Hades baru saja kembali dari Olympus setelah memenuhi panggilan Zeus yang memintanya untuk membagi waktu antara Persephone, dirinya dan ibu gadis itu, karena jika tidak, kesedihan Demeter akan membawa dampak buruk dibumi.

Ia kemudian melangkahkan kakinya menuju kamar dimana Persephone berada. Sejak kedatangannya. Tidak ada hari yang Persephone lalui diistananya tanpa bersedih. Dan seperti yang terlihat saat ini, lagi dan lagi Persephone berdiam diri dikamar, menatap kosong ke arah depan.

"Apa kau menyetujuinya, Hades?"

"Aku akan memikirkannya dulu."

"Kau tidak bisa seenaknya bersikap egois seperti ini. Setidaknya pikirkan perasaan Persephone."

Perkataan Zeus berputar kembali dikepalanya. Apa dia benar-benar harus melakukannya? Bagaimana jika Persephone tidak mau kembali lagi kepadanya? Kepada siapa dia harus meminta tanggung jawab untuk hal yang dia takutkan itu?

Tunggu dulu! Bukankah Persephone telah makan buah delima. Itu akan membuatnya harus tinggal bersamanya di dunia bawah, lalu apa lagi yang ia takutkan.

"Persephone." panggil Hades mengambil tempat duduk disamping Persephone.

Diam. Persephone sama sekali tidak menjawab panggilan Hades untuknya. Ia malah memalingkan wajah tidak mau menatap mata Hades.

"Apa kau merindukan ibumu?"

Persephone sama sekali tidak menjawab namun air mata yang jatuh membasahi pipinya telah menjadi jawaban yang menampar Hades.

"Aku tidak mengijinkanmu untuk menangis selama bersamaku, Persephone." lembutnya menghapus sisa air mata dipipi Persephone membuat gadis itu mau tidak mau memandanginya.

"Kau mau bertemu ibumu?" Hades bertanya dan langsung dibalas anggukan kepala Persephone.

Hades tersenyum lembut, "Kalau begitu ayo ikut! kita bertemu ibumu."

"Benarkah?"

"Iya sayang.."
 

----

Acara pengenalan calon Pendeta Agung telah usai. Keenam calon mulai berbaur dengan para tamu lain demi mencari dukungan karena nanti itu akan sangat diperlukan dan menjadi nilai tersendiri. Semakin banyak sang calon pendeta dekat dengan beberapa bangsawan, maka peluang untuk duduk di posisi yang mereka inginkan sangat besar.

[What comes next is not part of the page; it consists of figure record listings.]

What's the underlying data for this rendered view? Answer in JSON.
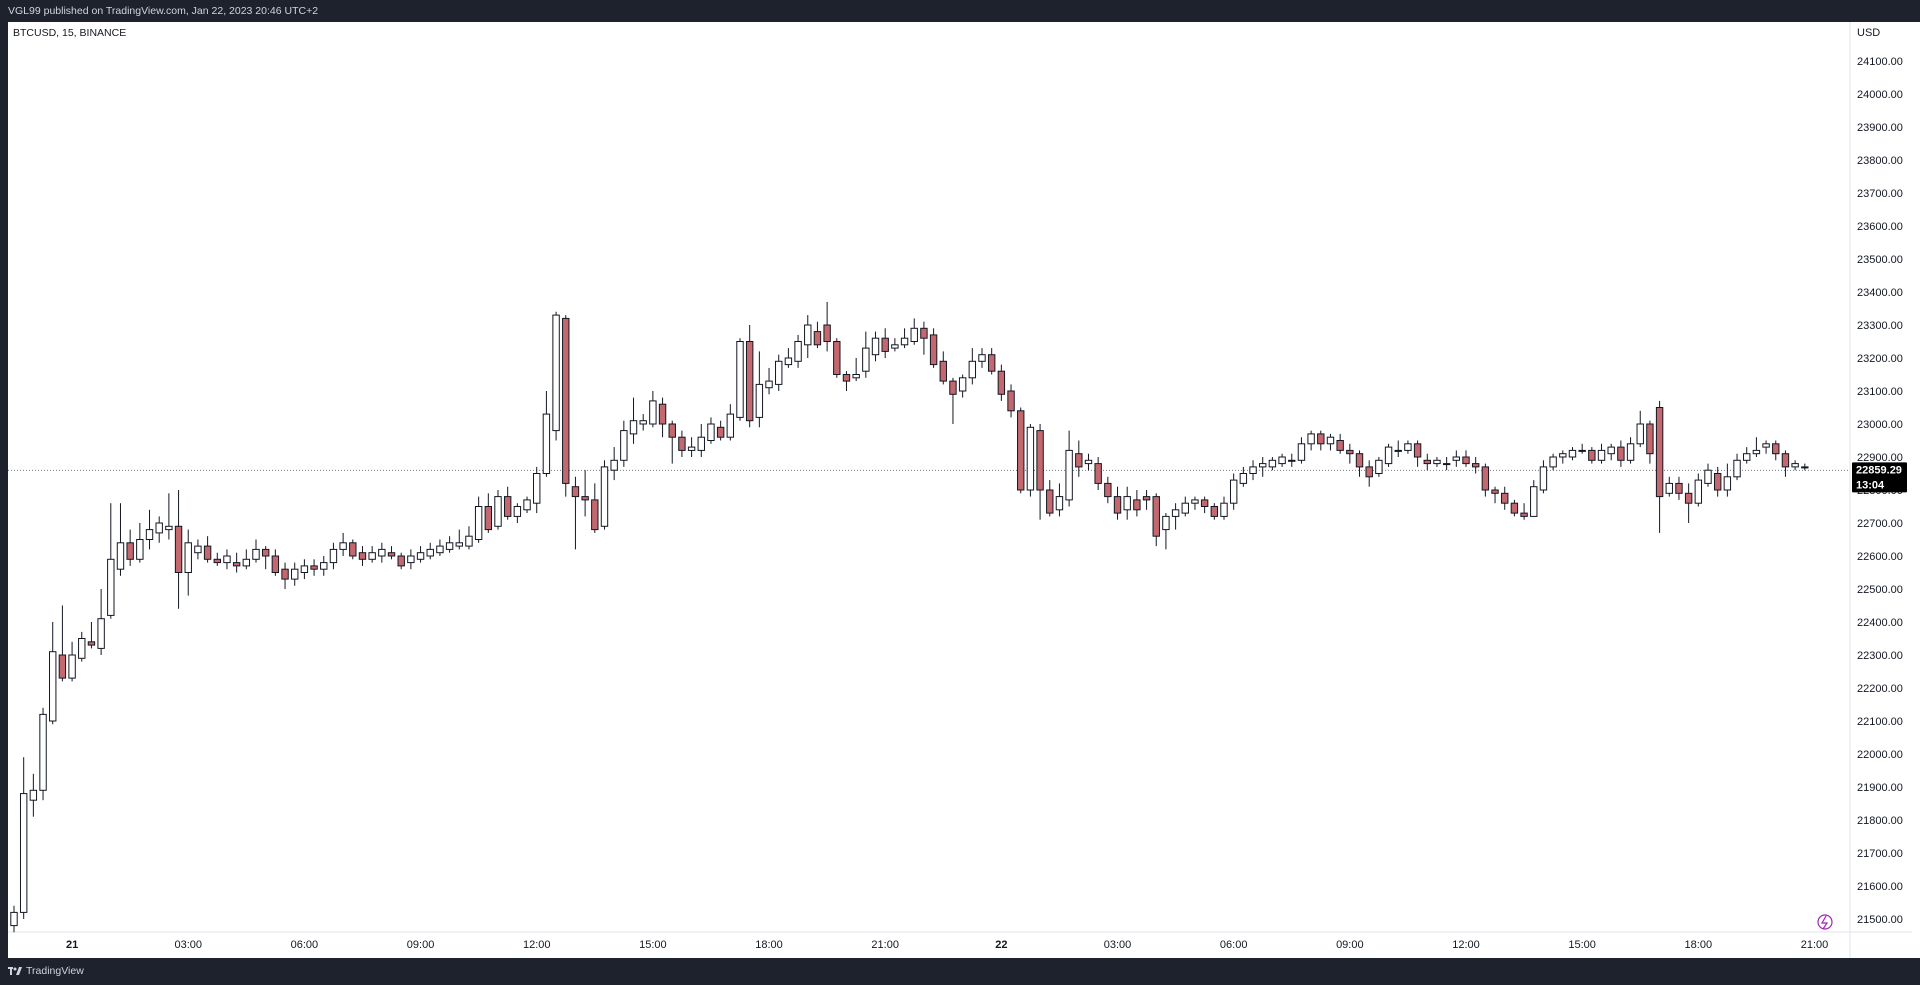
{
  "header": {
    "published_text": "VGL99 published on TradingView.com, Jan 22, 2023 20:46 UTC+2"
  },
  "symbol_info": "BTCUSD, 15, BINANCE",
  "footer": {
    "brand": "TradingView"
  },
  "colors": {
    "up_body": "#ffffff",
    "down_body": "#c4686f",
    "wick": "#131722",
    "background": "#ffffff",
    "frame": "#1e222d",
    "price_line": "#787b86",
    "price_label_bg": "#000000"
  },
  "chart_data": {
    "type": "candlestick",
    "price_axis_unit": "USD",
    "ylim": [
      21450,
      24200
    ],
    "y_ticks": [
      "24100.00",
      "24000.00",
      "23900.00",
      "23800.00",
      "23700.00",
      "23600.00",
      "23500.00",
      "23400.00",
      "23300.00",
      "23200.00",
      "23100.00",
      "23000.00",
      "22900.00",
      "22800.00",
      "22700.00",
      "22600.00",
      "22500.00",
      "22400.00",
      "22300.00",
      "22200.00",
      "22100.00",
      "22000.00",
      "21900.00",
      "21800.00",
      "21700.00",
      "21600.00",
      "21500.00"
    ],
    "x_ticks": [
      {
        "label": "21",
        "bold": true,
        "index": 6
      },
      {
        "label": "03:00",
        "index": 18
      },
      {
        "label": "06:00",
        "index": 30
      },
      {
        "label": "09:00",
        "index": 42
      },
      {
        "label": "12:00",
        "index": 54
      },
      {
        "label": "15:00",
        "index": 66
      },
      {
        "label": "18:00",
        "index": 78
      },
      {
        "label": "21:00",
        "index": 90
      },
      {
        "label": "22",
        "bold": true,
        "index": 102
      },
      {
        "label": "03:00",
        "index": 114
      },
      {
        "label": "06:00",
        "index": 126
      },
      {
        "label": "09:00",
        "index": 138
      },
      {
        "label": "12:00",
        "index": 150
      },
      {
        "label": "15:00",
        "index": 162
      },
      {
        "label": "18:00",
        "index": 174
      },
      {
        "label": "21:00",
        "index": 186
      }
    ],
    "current_price": {
      "value": "22859.29",
      "countdown": "13:04",
      "price": 22859.29
    },
    "candles": [
      [
        21480,
        21520,
        21460,
        21540
      ],
      [
        21520,
        21880,
        21500,
        21990
      ],
      [
        21860,
        21890,
        21810,
        21940
      ],
      [
        21890,
        22120,
        21860,
        22140
      ],
      [
        22100,
        22310,
        22090,
        22400
      ],
      [
        22300,
        22230,
        22220,
        22450
      ],
      [
        22230,
        22300,
        22220,
        22340
      ],
      [
        22290,
        22350,
        22280,
        22370
      ],
      [
        22340,
        22330,
        22320,
        22400
      ],
      [
        22320,
        22410,
        22300,
        22500
      ],
      [
        22420,
        22590,
        22410,
        22760
      ],
      [
        22560,
        22640,
        22540,
        22760
      ],
      [
        22640,
        22590,
        22570,
        22680
      ],
      [
        22590,
        22650,
        22580,
        22700
      ],
      [
        22650,
        22680,
        22620,
        22740
      ],
      [
        22670,
        22700,
        22640,
        22720
      ],
      [
        22680,
        22690,
        22650,
        22790
      ],
      [
        22690,
        22550,
        22440,
        22800
      ],
      [
        22550,
        22640,
        22480,
        22680
      ],
      [
        22610,
        22630,
        22590,
        22650
      ],
      [
        22630,
        22590,
        22580,
        22660
      ],
      [
        22590,
        22580,
        22570,
        22610
      ],
      [
        22580,
        22600,
        22560,
        22620
      ],
      [
        22580,
        22570,
        22550,
        22610
      ],
      [
        22570,
        22590,
        22560,
        22620
      ],
      [
        22590,
        22620,
        22580,
        22650
      ],
      [
        22620,
        22600,
        22560,
        22630
      ],
      [
        22600,
        22550,
        22540,
        22620
      ],
      [
        22560,
        22530,
        22500,
        22580
      ],
      [
        22530,
        22560,
        22510,
        22580
      ],
      [
        22550,
        22570,
        22530,
        22590
      ],
      [
        22570,
        22560,
        22540,
        22590
      ],
      [
        22560,
        22580,
        22540,
        22600
      ],
      [
        22580,
        22620,
        22560,
        22640
      ],
      [
        22620,
        22640,
        22600,
        22670
      ],
      [
        22640,
        22600,
        22590,
        22650
      ],
      [
        22610,
        22590,
        22570,
        22630
      ],
      [
        22590,
        22610,
        22580,
        22630
      ],
      [
        22600,
        22620,
        22580,
        22640
      ],
      [
        22610,
        22600,
        22590,
        22630
      ],
      [
        22600,
        22570,
        22560,
        22610
      ],
      [
        22580,
        22600,
        22560,
        22620
      ],
      [
        22590,
        22610,
        22580,
        22630
      ],
      [
        22600,
        22620,
        22590,
        22640
      ],
      [
        22610,
        22630,
        22600,
        22650
      ],
      [
        22620,
        22640,
        22610,
        22660
      ],
      [
        22630,
        22640,
        22620,
        22680
      ],
      [
        22630,
        22660,
        22620,
        22690
      ],
      [
        22650,
        22750,
        22640,
        22780
      ],
      [
        22750,
        22680,
        22670,
        22790
      ],
      [
        22690,
        22780,
        22680,
        22800
      ],
      [
        22780,
        22720,
        22710,
        22810
      ],
      [
        22720,
        22750,
        22700,
        22760
      ],
      [
        22740,
        22770,
        22730,
        22780
      ],
      [
        22760,
        22850,
        22730,
        22870
      ],
      [
        22850,
        23030,
        22840,
        23100
      ],
      [
        22980,
        23330,
        22950,
        23340
      ],
      [
        23320,
        22820,
        22780,
        23330
      ],
      [
        22810,
        22780,
        22620,
        22840
      ],
      [
        22780,
        22770,
        22720,
        22860
      ],
      [
        22770,
        22680,
        22670,
        22820
      ],
      [
        22690,
        22870,
        22680,
        22890
      ],
      [
        22860,
        22890,
        22830,
        22930
      ],
      [
        22890,
        22980,
        22870,
        23010
      ],
      [
        22970,
        23010,
        22940,
        23080
      ],
      [
        23000,
        23010,
        22980,
        23030
      ],
      [
        23000,
        23070,
        22990,
        23100
      ],
      [
        23060,
        23000,
        22960,
        23080
      ],
      [
        23000,
        22960,
        22880,
        23010
      ],
      [
        22960,
        22920,
        22900,
        22980
      ],
      [
        22920,
        22930,
        22900,
        22960
      ],
      [
        22920,
        22960,
        22900,
        23000
      ],
      [
        22950,
        23000,
        22940,
        23020
      ],
      [
        22990,
        22960,
        22950,
        23010
      ],
      [
        22960,
        23030,
        22950,
        23060
      ],
      [
        23020,
        23250,
        23010,
        23260
      ],
      [
        23250,
        23010,
        22990,
        23300
      ],
      [
        23020,
        23120,
        22990,
        23220
      ],
      [
        23110,
        23130,
        23090,
        23170
      ],
      [
        23120,
        23190,
        23100,
        23210
      ],
      [
        23180,
        23200,
        23170,
        23230
      ],
      [
        23190,
        23250,
        23170,
        23270
      ],
      [
        23240,
        23300,
        23200,
        23330
      ],
      [
        23280,
        23240,
        23230,
        23310
      ],
      [
        23300,
        23250,
        23220,
        23370
      ],
      [
        23250,
        23150,
        23140,
        23260
      ],
      [
        23150,
        23130,
        23100,
        23160
      ],
      [
        23140,
        23150,
        23130,
        23200
      ],
      [
        23160,
        23230,
        23140,
        23280
      ],
      [
        23210,
        23260,
        23190,
        23280
      ],
      [
        23260,
        23220,
        23200,
        23290
      ],
      [
        23230,
        23240,
        23220,
        23260
      ],
      [
        23240,
        23260,
        23230,
        23290
      ],
      [
        23250,
        23290,
        23240,
        23320
      ],
      [
        23290,
        23260,
        23210,
        23310
      ],
      [
        23270,
        23180,
        23170,
        23290
      ],
      [
        23190,
        23130,
        23120,
        23220
      ],
      [
        23130,
        23090,
        23000,
        23140
      ],
      [
        23100,
        23140,
        23080,
        23150
      ],
      [
        23140,
        23190,
        23120,
        23230
      ],
      [
        23190,
        23210,
        23170,
        23230
      ],
      [
        23210,
        23160,
        23150,
        23230
      ],
      [
        23160,
        23090,
        23070,
        23180
      ],
      [
        23100,
        23040,
        23020,
        23120
      ],
      [
        23040,
        22800,
        22790,
        23050
      ],
      [
        22800,
        22990,
        22780,
        23000
      ],
      [
        22980,
        22800,
        22710,
        23000
      ],
      [
        22800,
        22730,
        22720,
        22830
      ],
      [
        22740,
        22780,
        22720,
        22820
      ],
      [
        22770,
        22920,
        22750,
        22980
      ],
      [
        22910,
        22870,
        22840,
        22950
      ],
      [
        22880,
        22890,
        22860,
        22910
      ],
      [
        22880,
        22820,
        22800,
        22900
      ],
      [
        22820,
        22780,
        22760,
        22840
      ],
      [
        22780,
        22730,
        22710,
        22810
      ],
      [
        22740,
        22780,
        22710,
        22810
      ],
      [
        22770,
        22740,
        22720,
        22800
      ],
      [
        22780,
        22770,
        22740,
        22800
      ],
      [
        22780,
        22660,
        22630,
        22790
      ],
      [
        22680,
        22720,
        22620,
        22730
      ],
      [
        22720,
        22740,
        22680,
        22760
      ],
      [
        22730,
        22760,
        22720,
        22780
      ],
      [
        22760,
        22770,
        22740,
        22780
      ],
      [
        22770,
        22750,
        22730,
        22780
      ],
      [
        22750,
        22720,
        22710,
        22760
      ],
      [
        22720,
        22760,
        22710,
        22780
      ],
      [
        22760,
        22830,
        22740,
        22850
      ],
      [
        22820,
        22850,
        22810,
        22870
      ],
      [
        22850,
        22870,
        22830,
        22890
      ],
      [
        22870,
        22880,
        22840,
        22900
      ],
      [
        22870,
        22890,
        22860,
        22900
      ],
      [
        22880,
        22900,
        22870,
        22910
      ],
      [
        22890,
        22890,
        22870,
        22910
      ],
      [
        22890,
        22940,
        22880,
        22960
      ],
      [
        22940,
        22970,
        22920,
        22980
      ],
      [
        22970,
        22940,
        22920,
        22980
      ],
      [
        22940,
        22960,
        22920,
        22970
      ],
      [
        22950,
        22920,
        22910,
        22970
      ],
      [
        22920,
        22910,
        22880,
        22940
      ],
      [
        22910,
        22870,
        22840,
        22920
      ],
      [
        22870,
        22840,
        22810,
        22890
      ],
      [
        22850,
        22890,
        22840,
        22900
      ],
      [
        22880,
        22930,
        22870,
        22940
      ],
      [
        22920,
        22920,
        22900,
        22950
      ],
      [
        22920,
        22940,
        22910,
        22950
      ],
      [
        22940,
        22900,
        22870,
        22950
      ],
      [
        22890,
        22880,
        22860,
        22910
      ],
      [
        22880,
        22890,
        22870,
        22900
      ],
      [
        22880,
        22880,
        22860,
        22900
      ],
      [
        22890,
        22900,
        22870,
        22920
      ],
      [
        22900,
        22880,
        22870,
        22920
      ],
      [
        22880,
        22870,
        22850,
        22900
      ],
      [
        22870,
        22800,
        22780,
        22880
      ],
      [
        22800,
        22790,
        22760,
        22810
      ],
      [
        22790,
        22760,
        22740,
        22810
      ],
      [
        22760,
        22730,
        22720,
        22770
      ],
      [
        22730,
        22720,
        22710,
        22760
      ],
      [
        22720,
        22810,
        22720,
        22830
      ],
      [
        22800,
        22870,
        22790,
        22890
      ],
      [
        22870,
        22900,
        22860,
        22910
      ],
      [
        22900,
        22910,
        22880,
        22920
      ],
      [
        22900,
        22920,
        22890,
        22930
      ],
      [
        22920,
        22920,
        22910,
        22940
      ],
      [
        22920,
        22890,
        22880,
        22930
      ],
      [
        22890,
        22920,
        22880,
        22940
      ],
      [
        22910,
        22930,
        22890,
        22940
      ],
      [
        22930,
        22890,
        22870,
        22950
      ],
      [
        22890,
        22940,
        22880,
        22960
      ],
      [
        22940,
        23000,
        22930,
        23040
      ],
      [
        23000,
        22910,
        22880,
        23010
      ],
      [
        23050,
        22780,
        22670,
        23070
      ],
      [
        22790,
        22820,
        22780,
        22840
      ],
      [
        22820,
        22790,
        22770,
        22840
      ],
      [
        22790,
        22760,
        22700,
        22820
      ],
      [
        22760,
        22830,
        22750,
        22850
      ],
      [
        22820,
        22860,
        22810,
        22880
      ],
      [
        22850,
        22800,
        22780,
        22870
      ],
      [
        22800,
        22840,
        22780,
        22880
      ],
      [
        22840,
        22890,
        22830,
        22910
      ],
      [
        22890,
        22910,
        22880,
        22930
      ],
      [
        22910,
        22920,
        22900,
        22960
      ],
      [
        22930,
        22940,
        22910,
        22950
      ],
      [
        22940,
        22910,
        22890,
        22950
      ],
      [
        22910,
        22870,
        22840,
        22920
      ],
      [
        22870,
        22880,
        22860,
        22890
      ],
      [
        22870,
        22870,
        22860,
        22880
      ]
    ]
  }
}
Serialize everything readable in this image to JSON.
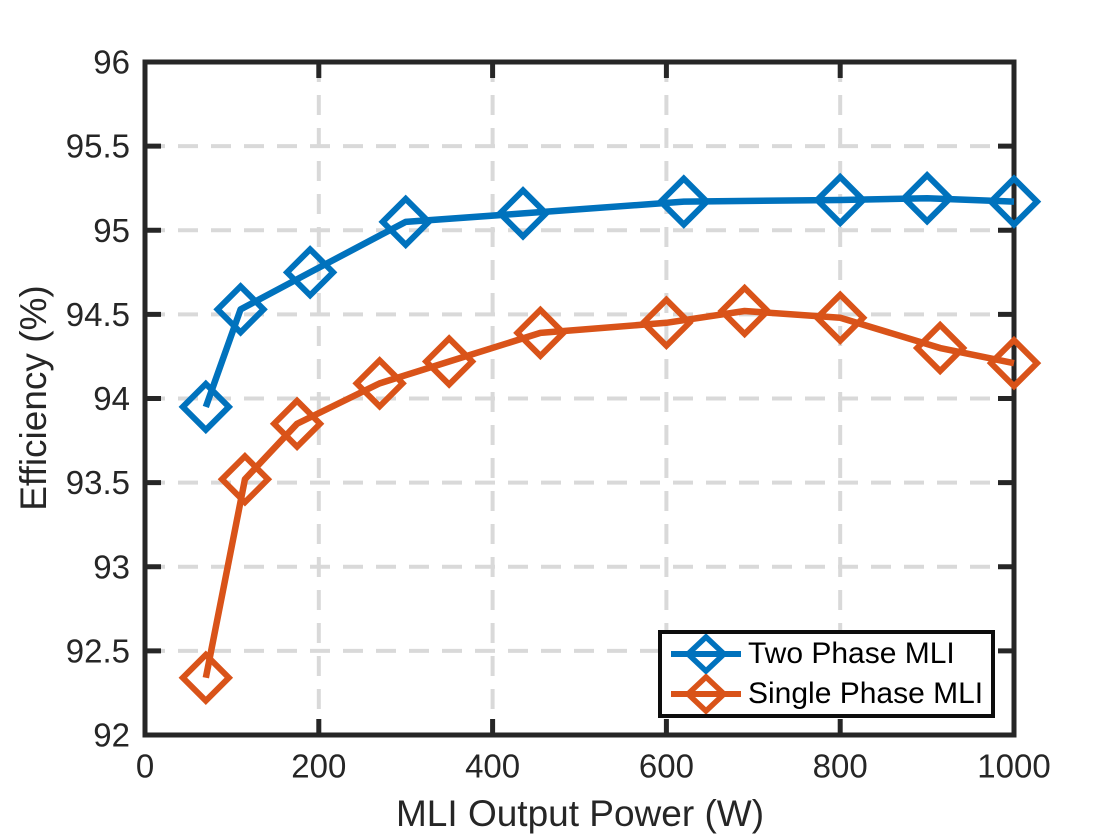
{
  "chart_data": {
    "type": "line",
    "title": "",
    "xlabel": "MLI Output Power (W)",
    "ylabel": "Efficiency (%)",
    "xlim": [
      0,
      1000
    ],
    "ylim": [
      92,
      96
    ],
    "xticks": [
      0,
      200,
      400,
      600,
      800,
      1000
    ],
    "yticks": [
      92,
      92.5,
      93,
      93.5,
      94,
      94.5,
      95,
      95.5,
      96
    ],
    "grid": true,
    "grid_style": "dashed",
    "legend_position": "bottom-right",
    "series": [
      {
        "name": "Two Phase MLI",
        "color": "#0072BD",
        "marker": "diamond",
        "x": [
          70,
          110,
          190,
          300,
          435,
          620,
          800,
          900,
          1000
        ],
        "y": [
          93.95,
          94.53,
          94.75,
          95.05,
          95.1,
          95.17,
          95.18,
          95.19,
          95.17
        ]
      },
      {
        "name": "Single Phase MLI",
        "color": "#D95319",
        "marker": "diamond",
        "x": [
          70,
          115,
          175,
          270,
          350,
          455,
          600,
          690,
          800,
          915,
          1000
        ],
        "y": [
          92.34,
          93.52,
          93.85,
          94.09,
          94.22,
          94.39,
          94.45,
          94.52,
          94.48,
          94.3,
          94.21
        ]
      }
    ],
    "colors": {
      "axis": "#262626",
      "grid": "#d9d9d9",
      "background": "#ffffff",
      "legend_text": "#000000"
    }
  }
}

Valerie dan calon lainnya telah bergerak mencari pendukung mereka sejak tadi. Sangat berbeda dengan Cathyrene yang memilih keluar dari keramaian pesta dan mencari udara segar diluar.

"Apa alasan kalian ingin menjadi pendeta Agung Athena?"

"Kalau aku karena Dewi Athena adalah favoritku. Aku sangat mengagguminya dan ingin menjadi seperti dia."

"Kalau aku, tentu saja popularitas. Dengan berada disini saja sudah membuatku terkenal."

Cathyrene kembali mengingat tujuan gadis lain datang ke tempat itu. Jika semua memiliki tujuan yang jelas lalu bagaimana dengan dirinya?

Bagaimana caranya agar aku bisa pulang. Aku sama sekali tidak tau banyak tentang dunia yang ku tinggali sekarang bahkan menggali informasi dari kepala Cathyrene pun percuma. Gadis ini lebih banyak menghabiskan waktu menyendiri sepanjang hidupnya diistana.

Jikalau pun diduniaku aku sudah tidak ada lagi. Maka bawalah aku ke tempat dimana seharusnya aku berada.

Ditengah kesunyian malam ditemani cahaya bulan yang menyinari gaun, Cathyrene berjalan menyusuri koridor kuil. Ia lalu memberhentikan langkahnya, bersandar pada pilar bangunan kokoh kuil Athena, menikmati hembusan angin malam menerpa kulit cantiknya.

"Kau disini rupanya." seru Valerie berjalan cepat menghampiri Cathyrene.

Cathyrene menoleh, "Vale, ada apa?"

"Tadi aku mencarimu didalam. Aku hanya bosan berada didalam sana dan ingin mengajakmu keluar, eh tenyata kau sudah diluar duluan." cerita Valerie panjang lebar yang hanya dibalas senyum tipis oleh Cathyrene.

"Hm, oh iya, terima kasih ya." ungkap Valerie lagi setelah terdiam cukup lama, membuat Cathyrene mengernyit binggung.

"Untuk apa berterima kasih padaku?"

"Karena kemarin kau tidak mengadukanku pada kepala pendeta kuil."

Ah, tentang pertemuannya dengan Poseidon.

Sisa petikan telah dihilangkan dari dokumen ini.